ESG reporting is becoming increasingly important for companies in light of the growing focus on sustainability, which affects all stakeholders, from regulators and companies to financial institutions and consumers.
For many companies, including SMEs, this is no longer a matter of choice: the adopted Corporate Sustainability Reporting Directive has increased the number of companies obliged to publish their ESG reports. Due to the heterogeneity of the parameters to be monitored – this refers to environmental, social and governance aspects of the business – the process is proving to be difficult and time-consuming.
That is why more and more companies are turning to Synesgy, a solution that automates and certifies the process, providing detailed information that not only helps companies determine their current situation but also guides them on the path to improving their sustainability performance.
ESG reporting: why it is no longer optional for SMEs
No company can afford not to monitor its sustainability performance, and that includes SMEs. While many small companies are still in the early stages of ESG reporting, large companies have long been urged to optimise their sustainability processes.
This also means taking a look at what is happening along the supply chain, which often consists of small businesses. For the latter, therefore, ignoring ESG reporting means running the risk of excluding themselves from important opportunities for cooperation. But not only that, because the increasing demand for corporate environmental performance makes ESG reporting an important opportunity to promote one's own brand identity.

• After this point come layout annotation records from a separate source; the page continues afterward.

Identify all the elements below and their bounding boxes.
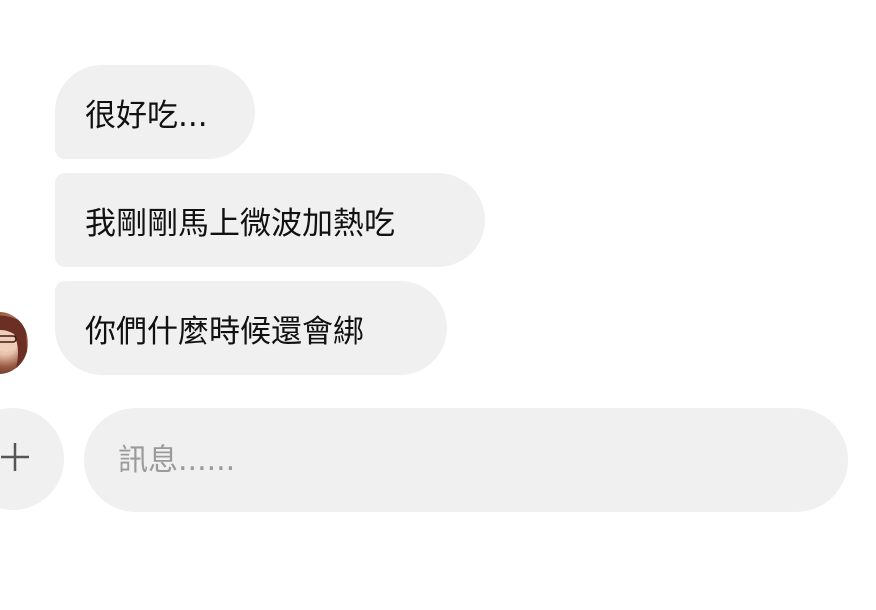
- sender-avatar[interactable]: [0, 312, 28, 374]
- chat-screen: 很好吃... 我剛剛馬上微波加熱吃 你們什麼時候還會綁: [0, 0, 876, 610]
- message-text: 你們什麼時候還會綁: [85, 313, 364, 350]
- user-avatar-icon: [0, 315, 28, 374]
- message-input[interactable]: [116, 441, 816, 479]
- message-text: 很好吃...: [85, 97, 208, 134]
- plus-icon: [1, 443, 29, 471]
- message-composer[interactable]: [84, 408, 848, 512]
- message-bubble[interactable]: 很好吃...: [55, 65, 255, 159]
- add-attachment-button[interactable]: [0, 408, 64, 510]
- message-bubble[interactable]: 你們什麼時候還會綁: [55, 281, 447, 375]
- message-text: 我剛剛馬上微波加熱吃: [85, 205, 395, 242]
- message-bubble[interactable]: 我剛剛馬上微波加熱吃: [55, 173, 485, 267]
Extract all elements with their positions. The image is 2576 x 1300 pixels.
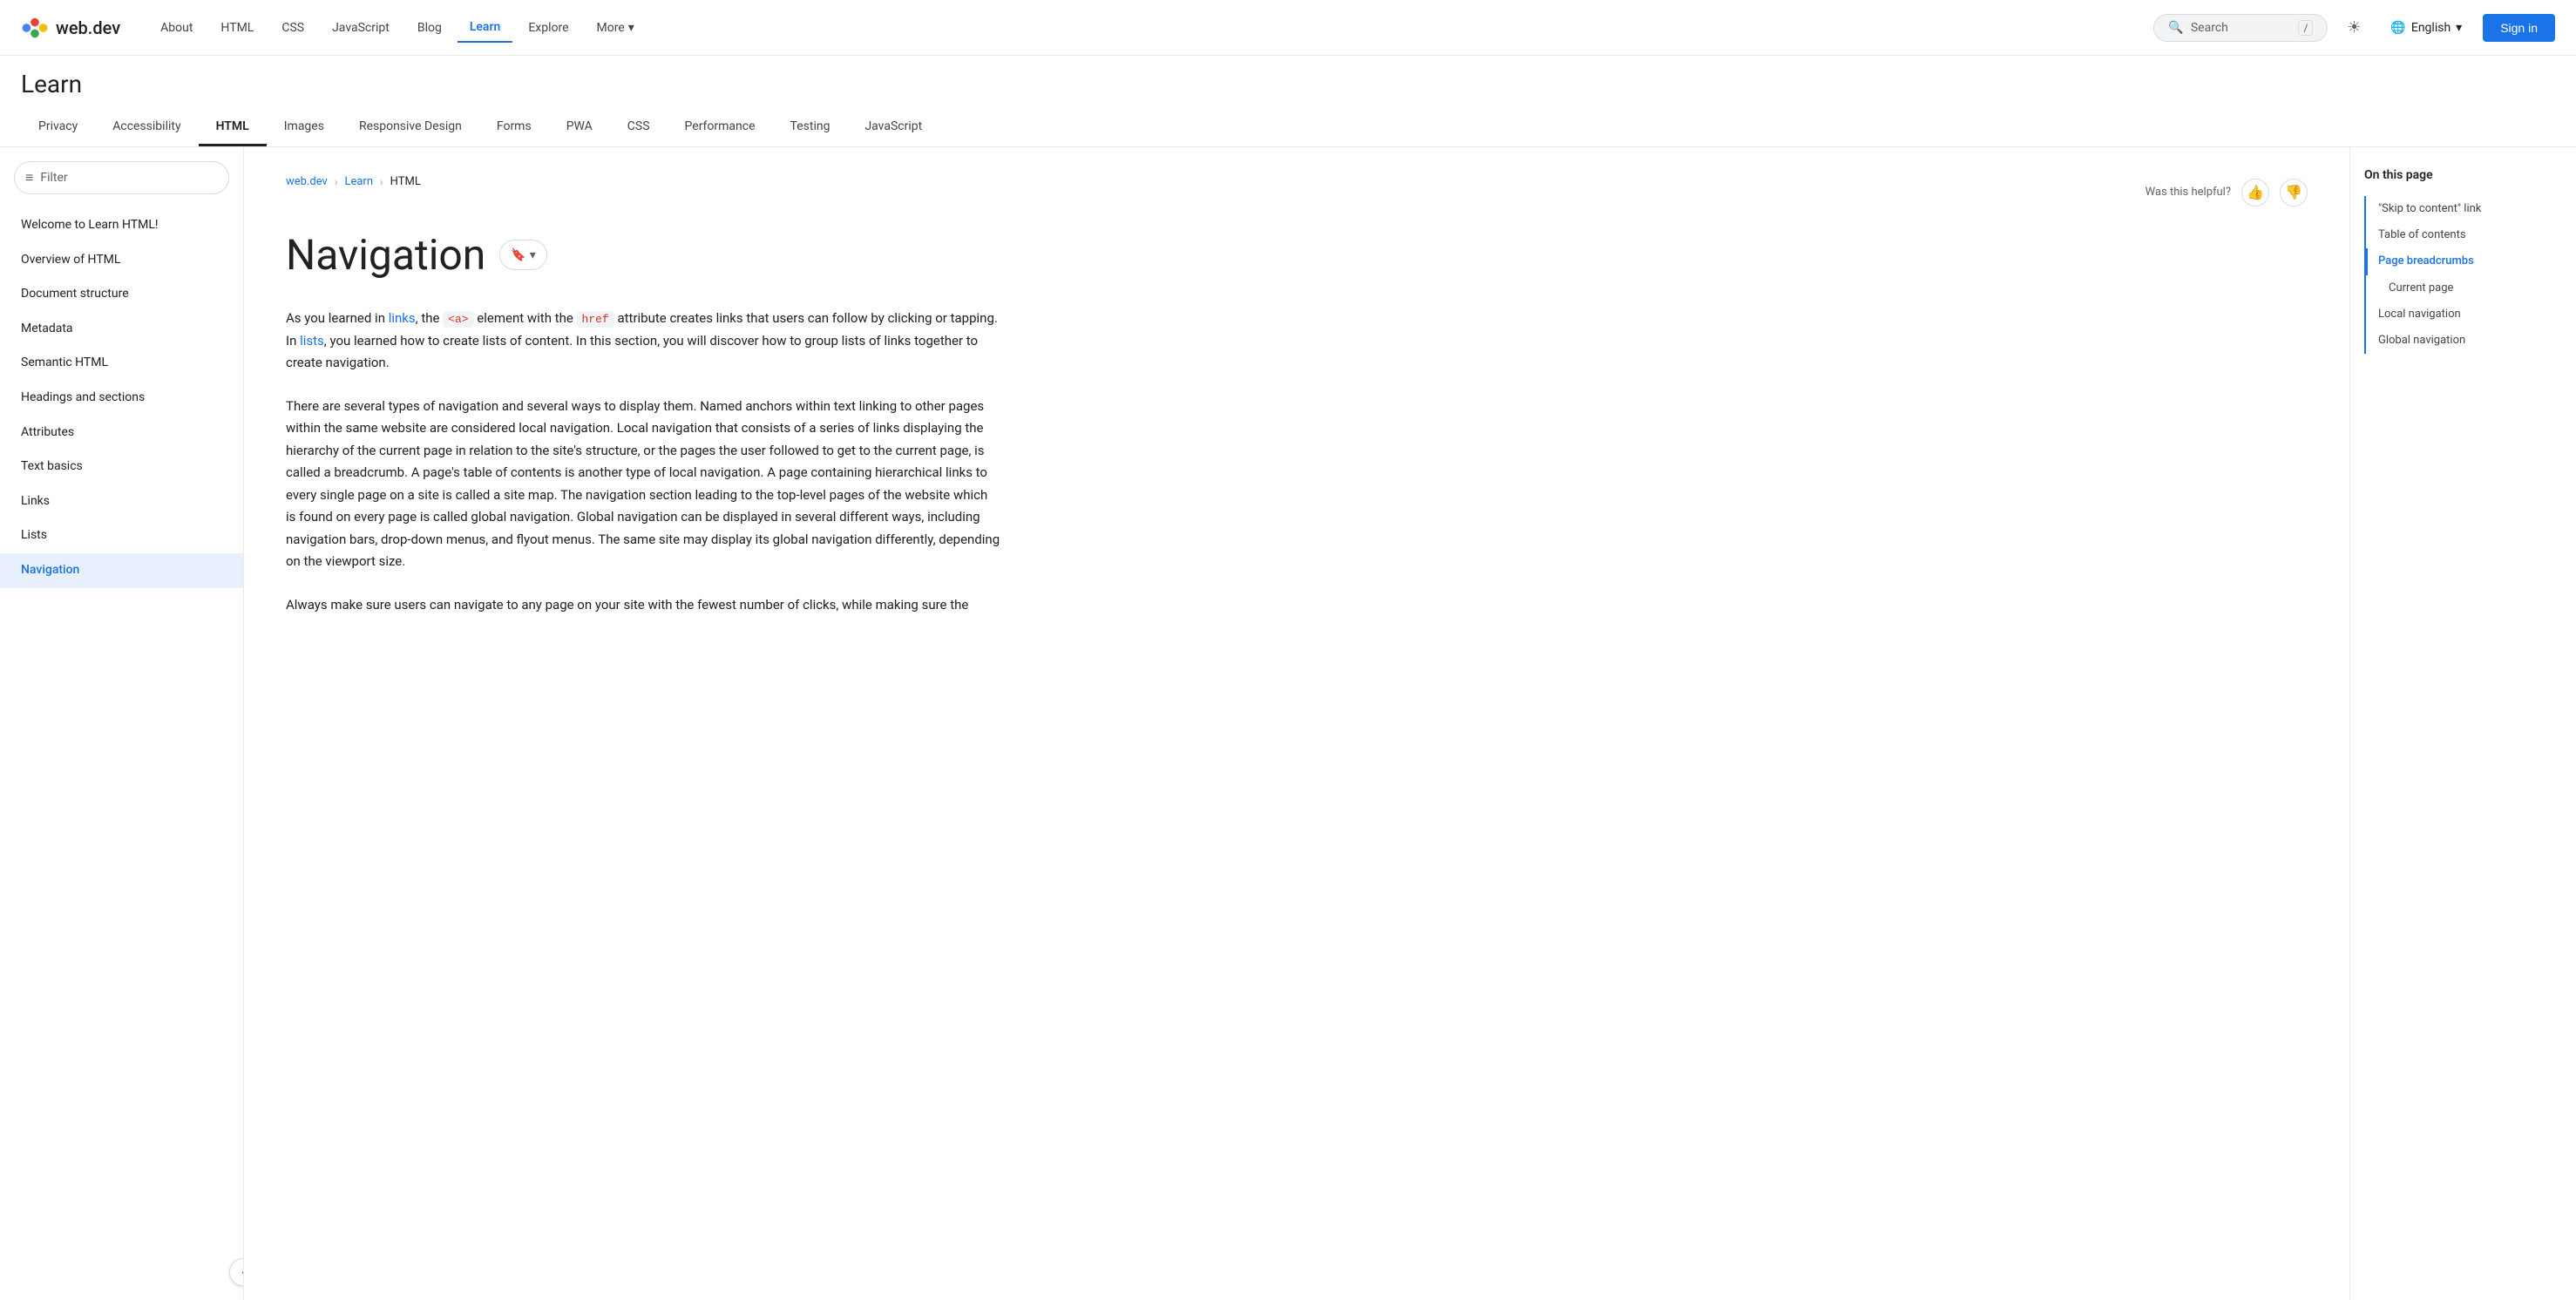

How to increase competitiveness through ESG reporting
ESG reporting also takes into account many aspects of companies that are strategic to the competitiveness of the business model. It can emphasise not only the aspects that endanger the company – for example, its procurement strategy – but also many different areas related to its competitiveness (for example, employee turnover).
ESG reporting is therefore a compass that can help companies find the right path to ensure that they have a sustainable and long-term competitive business model.
It all starts with data, which must be accurate, up to date and comply with internationally recognised standards. Standards are actually crucial for ESG reporting because, on the one hand, they certify the validity of the information and, on the other, they provide a common measuring tool that makes it possible to compare ESG performance.